We applaud other key nutrition, housing, and income assistance measures in this relief package:

  • expansion of SNAP, including the exclusion of extra unemployment benefits in determining SNAP eligibility, a waiving of SNAP work requirements for college students, and SNAP administration funds for states;
  • expansion of the Pandemic EBT (P-EBT) school meals benefit program for children under age six, and less red tape so that states can deliver these benefits to families after months of delay; and
  • a special “lookback” to temporarily allow lower-income individuals who lost wages due to the pandemic to receive larger Earned Income Tax Credits and Child Tax Credits in 2021 based on their 2019 earnings.

However, the following shortcomings in the package make it likely that high levels of hunger and poverty will persist in Allegheny County and beyond:

  • There are no direct fiscal relief grants to state and local governments, which risk damaging cuts to core services and worker furloughs when communities are most in need of those services and personnel.
  • These relief measures will not last for the likely duration of this pandemic and its economic impact.
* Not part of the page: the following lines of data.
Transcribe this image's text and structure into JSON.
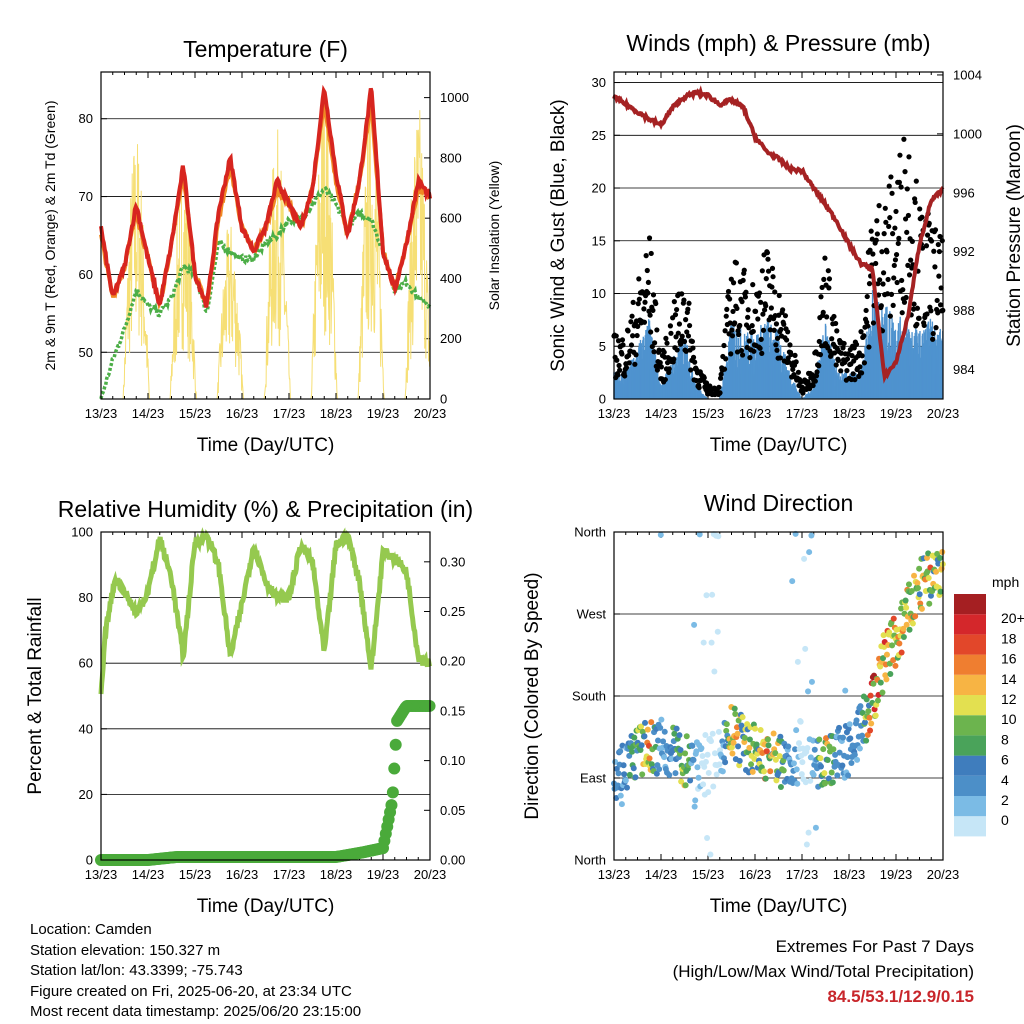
{
  "x_ticks": [
    "13/23",
    "14/23",
    "15/23",
    "16/23",
    "17/23",
    "18/23",
    "19/23",
    "20/23"
  ],
  "chart_data": [
    {
      "id": "temperature",
      "type": "line",
      "title": "Temperature (F)",
      "xlabel": "Time (Day/UTC)",
      "ylabel": "2m & 9m T (Red, Orange) & 2m Td (Green)",
      "ylabel_right": "Solar Insolation (Yellow)",
      "ylim": [
        44,
        86
      ],
      "ylim_right": [
        0,
        1085
      ],
      "yticks": [
        50,
        60,
        70,
        80
      ],
      "yticks_right": [
        0,
        200,
        400,
        600,
        800,
        1000
      ],
      "x_days": [
        0,
        0.25,
        0.5,
        0.75,
        1.0,
        1.25,
        1.5,
        1.75,
        2.0,
        2.25,
        2.5,
        2.75,
        3.0,
        3.25,
        3.5,
        3.75,
        4.0,
        4.25,
        4.5,
        4.75,
        5.0,
        5.25,
        5.5,
        5.75,
        6.0,
        6.25,
        6.5,
        6.75,
        7.0
      ],
      "series": [
        {
          "name": "2m T",
          "color": "#d7251f",
          "values": [
            66,
            57,
            61,
            69,
            62,
            56,
            64,
            74,
            60,
            56,
            68,
            75,
            66,
            63,
            66,
            72,
            69,
            66,
            71,
            84,
            73,
            65,
            72,
            84,
            63,
            58,
            64,
            72,
            70
          ]
        },
        {
          "name": "9m T",
          "color": "#f08a24",
          "values": [
            65,
            57,
            61,
            68,
            62,
            56,
            64,
            73,
            60,
            56,
            67,
            74,
            66,
            63,
            66,
            71,
            69,
            66,
            71,
            82,
            72,
            65,
            72,
            82,
            63,
            58,
            64,
            71,
            70
          ]
        },
        {
          "name": "2m Td",
          "color": "#4cae47",
          "values": [
            44,
            49,
            53,
            58,
            56,
            55,
            57,
            61,
            60,
            55,
            64,
            63,
            62,
            62,
            64,
            65,
            67,
            67,
            69,
            71,
            69,
            66,
            68,
            67,
            63,
            58,
            59,
            57,
            56
          ]
        },
        {
          "name": "Solar Insolation",
          "color": "#f6df75",
          "axis": "right",
          "values": [
            0,
            0,
            0,
            900,
            0,
            0,
            0,
            800,
            0,
            0,
            0,
            600,
            0,
            0,
            0,
            900,
            0,
            0,
            0,
            1050,
            0,
            0,
            0,
            1000,
            0,
            0,
            0,
            1000,
            0
          ]
        }
      ]
    },
    {
      "id": "winds",
      "type": "scatter",
      "title": "Winds (mph) & Pressure (mb)",
      "xlabel": "Time (Day/UTC)",
      "ylabel": "Sonic Wind & Gust (Blue, Black)",
      "ylabel_right": "Station Pressure (Maroon)",
      "ylim": [
        0,
        31
      ],
      "ylim_right": [
        982,
        1004.2
      ],
      "yticks": [
        0,
        5,
        10,
        15,
        20,
        25,
        30
      ],
      "yticks_right": [
        984,
        988,
        992,
        996,
        1000,
        1004
      ],
      "series": [
        {
          "name": "Sonic Wind",
          "color": "#4f93cf",
          "x": [
            0,
            0.25,
            0.5,
            0.75,
            1.0,
            1.25,
            1.5,
            1.75,
            2.0,
            2.25,
            2.5,
            2.75,
            3.0,
            3.25,
            3.5,
            3.75,
            4.0,
            4.25,
            4.5,
            4.75,
            5.0,
            5.25,
            5.5,
            5.75,
            6.0,
            6.25,
            6.5,
            6.75,
            7.0
          ],
          "values": [
            2,
            2,
            4,
            6,
            1,
            3,
            5,
            1,
            0,
            0,
            6,
            5,
            5,
            6,
            5,
            2,
            0,
            1,
            6,
            2,
            2,
            2,
            8,
            7,
            6,
            6,
            5,
            6,
            5
          ]
        },
        {
          "name": "Gust",
          "color": "#000000",
          "x": [
            0,
            0.25,
            0.5,
            0.75,
            1.0,
            1.25,
            1.5,
            1.75,
            2.0,
            2.25,
            2.5,
            2.75,
            3.0,
            3.25,
            3.5,
            3.75,
            4.0,
            4.25,
            4.5,
            4.75,
            5.0,
            5.25,
            5.5,
            5.75,
            6.0,
            6.25,
            6.5,
            6.75,
            7.0
          ],
          "values": [
            5,
            5,
            9,
            13,
            3,
            7,
            10,
            3,
            1,
            1,
            11,
            10,
            9,
            12,
            9,
            5,
            1,
            3,
            12,
            5,
            4,
            5,
            15,
            16,
            18,
            22,
            15,
            14,
            12
          ]
        },
        {
          "name": "Station Pressure",
          "color": "#a52223",
          "axis": "right",
          "x": [
            0,
            0.25,
            0.5,
            0.75,
            1.0,
            1.25,
            1.5,
            1.75,
            2.0,
            2.25,
            2.5,
            2.75,
            3.0,
            3.25,
            3.5,
            3.75,
            4.0,
            4.25,
            4.5,
            4.75,
            5.0,
            5.25,
            5.5,
            5.75,
            6.0,
            6.25,
            6.5,
            6.75,
            7.0
          ],
          "values": [
            1002.5,
            1002.0,
            1001.5,
            1001.0,
            1000.6,
            1001.8,
            1002.5,
            1002.8,
            1002.6,
            1002.0,
            1002.3,
            1001.8,
            999.8,
            998.8,
            998.3,
            997.6,
            997.5,
            996.3,
            995.2,
            994.0,
            992.5,
            991.2,
            990.8,
            983.5,
            984.5,
            987.5,
            992.5,
            995.5,
            996.2
          ]
        }
      ]
    },
    {
      "id": "humidity",
      "type": "scatter",
      "title": "Relative Humidity (%) & Precipitation (in)",
      "xlabel": "Time (Day/UTC)",
      "ylabel": "Percent & Total Rainfall",
      "ylim": [
        0,
        100
      ],
      "ylim_right": [
        0,
        0.33
      ],
      "yticks": [
        0,
        20,
        40,
        60,
        80,
        100
      ],
      "yticks_right": [
        "0.00",
        "0.05",
        "0.10",
        "0.15",
        "0.20",
        "0.25",
        "0.30"
      ],
      "series": [
        {
          "name": "Relative Humidity",
          "color": "#95c94f",
          "x": [
            0,
            0.1,
            0.3,
            0.5,
            0.75,
            1.0,
            1.25,
            1.5,
            1.75,
            2.0,
            2.25,
            2.5,
            2.75,
            3.0,
            3.25,
            3.5,
            3.75,
            4.0,
            4.25,
            4.5,
            4.75,
            5.0,
            5.25,
            5.5,
            5.75,
            6.0,
            6.25,
            6.5,
            6.75,
            7.0
          ],
          "values": [
            50,
            70,
            86,
            82,
            75,
            82,
            98,
            86,
            62,
            97,
            99,
            90,
            62,
            78,
            96,
            85,
            80,
            80,
            96,
            91,
            63,
            96,
            99,
            85,
            58,
            94,
            92,
            88,
            62,
            60
          ]
        },
        {
          "name": "Total Precipitation",
          "color": "#4aaa3a",
          "axis": "right",
          "x": [
            0,
            0.5,
            1.0,
            1.6,
            2.0,
            3.0,
            4.0,
            5.0,
            5.6,
            6.0,
            6.2,
            6.3,
            6.5,
            7.0
          ],
          "values": [
            0,
            0,
            0,
            0.003,
            0.003,
            0.003,
            0.003,
            0.003,
            0.008,
            0.012,
            0.06,
            0.14,
            0.155,
            0.155
          ]
        }
      ]
    },
    {
      "id": "wind_direction",
      "type": "scatter",
      "title": "Wind Direction",
      "xlabel": "Time (Day/UTC)",
      "ylabel": "Direction (Colored By Speed)",
      "yticks": [
        "North",
        "East",
        "South",
        "West",
        "North"
      ],
      "ylim": [
        0,
        360
      ],
      "colorbar_title": "mph",
      "colorbar_labels": [
        "0",
        "2",
        "4",
        "6",
        "8",
        "10",
        "12",
        "14",
        "16",
        "18",
        "20+"
      ],
      "colorbar_colors": [
        "#c6e6f7",
        "#7bbbe5",
        "#4c8fc8",
        "#3f7dbd",
        "#4aa35a",
        "#6cb44e",
        "#e3e050",
        "#f7b444",
        "#ef7e30",
        "#e2472a",
        "#d4272b",
        "#a51f22"
      ],
      "series": [
        {
          "name": "Direction",
          "x": [
            0,
            0.5,
            1.0,
            1.5,
            2.0,
            2.5,
            3.0,
            3.5,
            4.0,
            4.5,
            5.0,
            5.5,
            5.75,
            6.0,
            6.25,
            6.5,
            6.75,
            7.0
          ],
          "values": [
            90,
            120,
            125,
            110,
            100,
            140,
            120,
            110,
            110,
            110,
            120,
            170,
            220,
            240,
            270,
            300,
            310,
            320
          ]
        }
      ]
    }
  ],
  "footer": {
    "location": "Location: Camden",
    "elevation": "Station elevation: 150.327 m",
    "latlon": "Station lat/lon: 43.3399; -75.743",
    "created": "Figure created on Fri, 2025-06-20, at 23:34 UTC",
    "recent": "Most recent data timestamp: 2025/06/20 23:15:00",
    "extremes_title": "Extremes For Past 7 Days",
    "extremes_sub": "(High/Low/Max Wind/Total Precipitation)",
    "extremes_value": "84.5/53.1/12.9/0.15"
  }
}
The eviction moratorium is only extended for one month despite the fact that one in three renters are behind on rent and there is not sufficient rental assistance in this package to help them. Unemployment benefits will only last through mid-March, and the SNAP benefits increase will expire in June despite ample evidence that they weren’t sufficient prior to this pandemic.
  • The income assistance granted is too small. There is only funds for $300/week in extra unemployment for 11 weeks. One in three households can’t cover their usual expenses in a week, yet the stimulus check is only $600, which won’t cover all the urgent expenses they now face — car payments, medical expenses, utility bills, rent, and whatever else they need to keep from falling into a deeper financial hole.
  • The agreement further endangers public health and employment by failing to extend emergency paid family and sick leave. The agreement maintains tax credits for businesses that provide paid leave but doesn’t ensure people’s right to take that leave when they get sick, have to take care of a loved one, or balance work and caregiving needs while schools are closed.
  • Undocumented immigrants, who pay hundreds of billions of dollars in taxes every year (and greatly contribute to the GDP), continue to be ineligible for most, if not all, relief measures. Undocumented immigrants who don’t have Social Security numbers remain ineligible for stimulus checks, but this agreement expands eligibility to any spouses and children who have Social Security numbers.

It is deeply frustrating that it has taken seven months following the U.S. House of Representatives’ passage of the HEROES Act for Congress to agree on a COVID relief package, particularly one that still leaves far too many Americans stranded. We are especially disappointed that Sen. Pat Toomey worked harder to benefit his prosperous Wall St. benefactors than to help struggling workers escape from poverty. We will continue to advocate for the new Congress and new Administration to act in early 2021 to provide the additional relief that will put struggling families and our economy out of harm’s way.